Monday, January 19, 2009

19/365

When sorting through the mismatched pile of magnetic poetry you find lurking on top of the refrigerator, you will suddenly remember that your husband gifted you with the Erotic collection. This will necessitate combing through each and every magnet before passing on the irresistibly tiny words to your 3 year old child.  After awhile all the words will begin to look / sound suspiciously lurid. 

 

Does MONKEY really mean PENIS?

Why are there so many TICKLE pieces?


Does ROCKET really mean PENIS?

APPARATUS!!?? 


Does FRIEND really mean PENIS?




I eliminated all of the words that I might find myself unable to define without sweating. So, along with throb  and orgasm, I also tossed out God and worship. 
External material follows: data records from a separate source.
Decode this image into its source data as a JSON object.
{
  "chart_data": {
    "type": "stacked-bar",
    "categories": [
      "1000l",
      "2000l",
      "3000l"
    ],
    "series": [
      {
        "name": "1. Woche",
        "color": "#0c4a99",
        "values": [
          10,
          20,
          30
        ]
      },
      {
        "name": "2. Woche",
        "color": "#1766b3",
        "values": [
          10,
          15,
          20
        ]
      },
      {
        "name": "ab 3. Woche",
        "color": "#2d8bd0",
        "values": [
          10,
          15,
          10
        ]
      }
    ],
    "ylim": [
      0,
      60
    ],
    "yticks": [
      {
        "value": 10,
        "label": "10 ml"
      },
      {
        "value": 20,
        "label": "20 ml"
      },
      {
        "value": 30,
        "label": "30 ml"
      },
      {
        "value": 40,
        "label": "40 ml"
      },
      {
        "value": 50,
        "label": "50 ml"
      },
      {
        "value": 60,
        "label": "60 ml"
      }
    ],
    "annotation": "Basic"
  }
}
*I know you can see the word breast there in the cast off pile. I am not afraid of the word breast, but I could not conceive of any story or poem that Violet might legitimately create that would include the word breast.


2 comments:

  1. "RAM"! ha ha ha...

    Yes, GOD and WORSHIP much too obscene to pass on to Violet. ;)

    ReplyDelete
  2. LOL! Those are awesome. I was playing with one of my friend's daughter's toys (it had a whole bunch of tiles with letters on them) and I was having fun making dirty words that only we could read. Yeah, I'm twelve.